The Week in Early American History

TWEAHThis has been a momentous week for early Americanists, with the 150th anniversary of the Lincoln assassination to start the week and, especially for those of us in Massachusetts, the annual commemorations of Patriot’s Day this weekend. We have lots of great links for you below the fold!

We start this week with several items from the Junto Self-Promotion Department:

  • Jessica Parr appeared on the Ben Franklin’s World podcast hosted by Liz Covart to talk about her new book, Inventing George Whitefield.
  • Ken “Lincoln Tweets” Owen has a group of his students from the University of Illinois-Springfield running a Twitter feed (@AbesLastRide) recounting the events of 150 years ago this month surrounding Lincoln’s assassination and funeral cortege from Washington to Springfield. Ken was interviewed about the project by several media outlets in Illinois.
  • Tuesday was the 155th anniversary of the first delivery to California by the Pony Express, and Google celebrated with an addictive Doodle and game. I offer a bit of historical background to the short-lived mail service.
  • Michael Hattem has storified the “Early American Worlds: A State of the Field Conversation” panel in which he participated at this past weekend’s 2015 OAH Annual Meeting.

The Associated Press posted the story it released on April 14, 1865 about the attack on President Lincoln. Rebecca Onion, editor of the Slate Vaultcollected a number of online sites to read assassination-related documents.

A group from the Cherokee Nation is in training for an annual “Remember the Removal” bicycle ride to take place in June from New Echota, GA to Oklahoma.

Denise Price has recently authored a pop-up book about the Freedom Trail in Boston, just in time for Patriot’s Day.

New York City acknowledges that it operated a slave market with the announcement that it will place a marker on Wall Street near the site.

A new novel by playwright Larry Kramer claims that George Washington was “a big queen.” Posted without comment.

Ben Affleck recently appeared on the PBS show Finding Your Roots, but he asked host Skip Gates to omit that one of his ancestors owned slaves.

Are you watching the second season of TURN? Historian Rachel Smith is tweeting her reactions as @spycurious. She’s also blogging about the show at TURN to a Historian.
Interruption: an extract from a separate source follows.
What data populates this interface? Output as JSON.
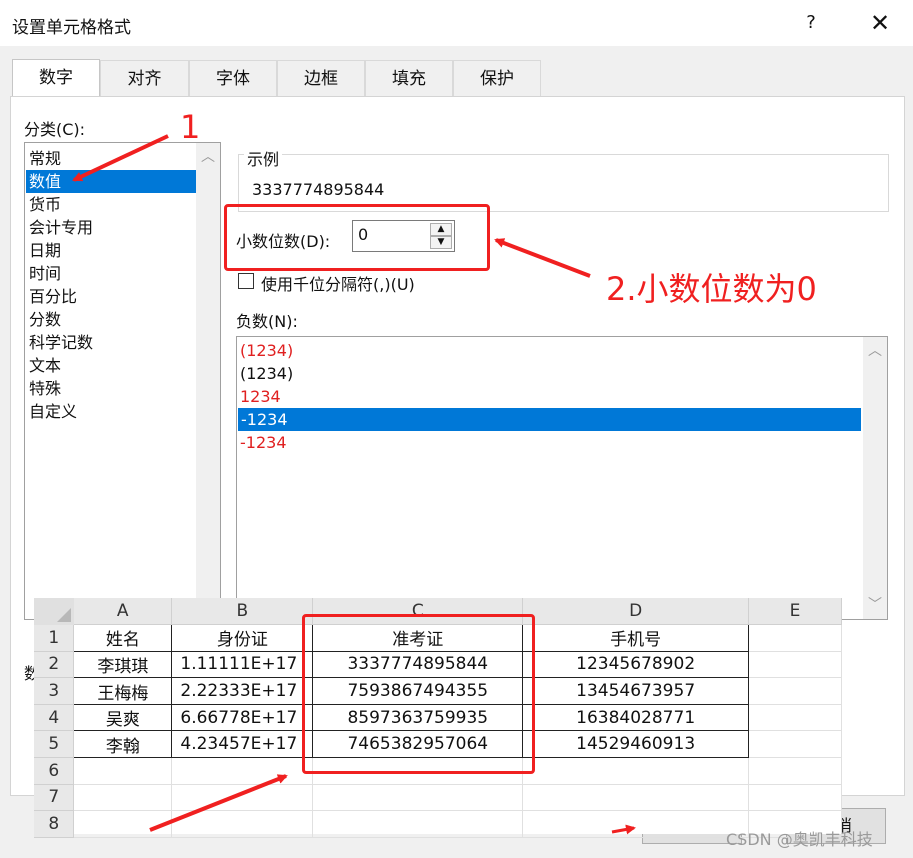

On the 225th anniversary of Benjamin Franklin’s death, George Boudreau argues in the Philadelphia Inquirer that the city should rename its airport after the well-traveled Founding Father.

From the writers of Homeland comes a new scripted documentary miniseries  on “the founding of America” called Saints & Strangers, set to air this fall on the National Geographic channel.

For the second time in the last five years, a previously-unknown Jupiter Hammon poem has been discovered. This one, dating to 1770, was found by independent scholar Claire Bellerjeau in the New-York Historical Society’s manuscript archives. N-YHS editor Anna Gedal interviewed Bellerjeau about her find.

Following her guest post a couple of weeks ago on scholarly publishing and open access in the Humanities, Omohundro Institute director Karin Wulf has joined the Scholarly Kitchen as its newest contributor.

At the Brooklyn Brewery, the chefs have dared its patrons to go Dutch (as in seventeenth-century Dutch cuisine, that is).

The History News Network interviewed Johann Neem of Western Washington University about whether the new Common Core standards threaten the teaching of history.

Congratulations go out to Kyle Volk, author of Moral Minorities and the Making of American Democracy and the freshly minted winner of the Merle Curti Award from the Organization of American Historians.

The Papers of George Washington has begun a Washington Bibliography Project to find create a tool to find any book about the first President.

To encourage research into the newly opened archives of King George III, the Omohundro Institute is offering two month-long fellowships for research in London. The deadline is May 1.

At Inside Higher Ed, Patrick Iber writes about the extraordinary toll of the multi-year job search.

Audrey Truschke offers advice at Dissertation Reviews about the process of revising a dissertation into a book manuscript.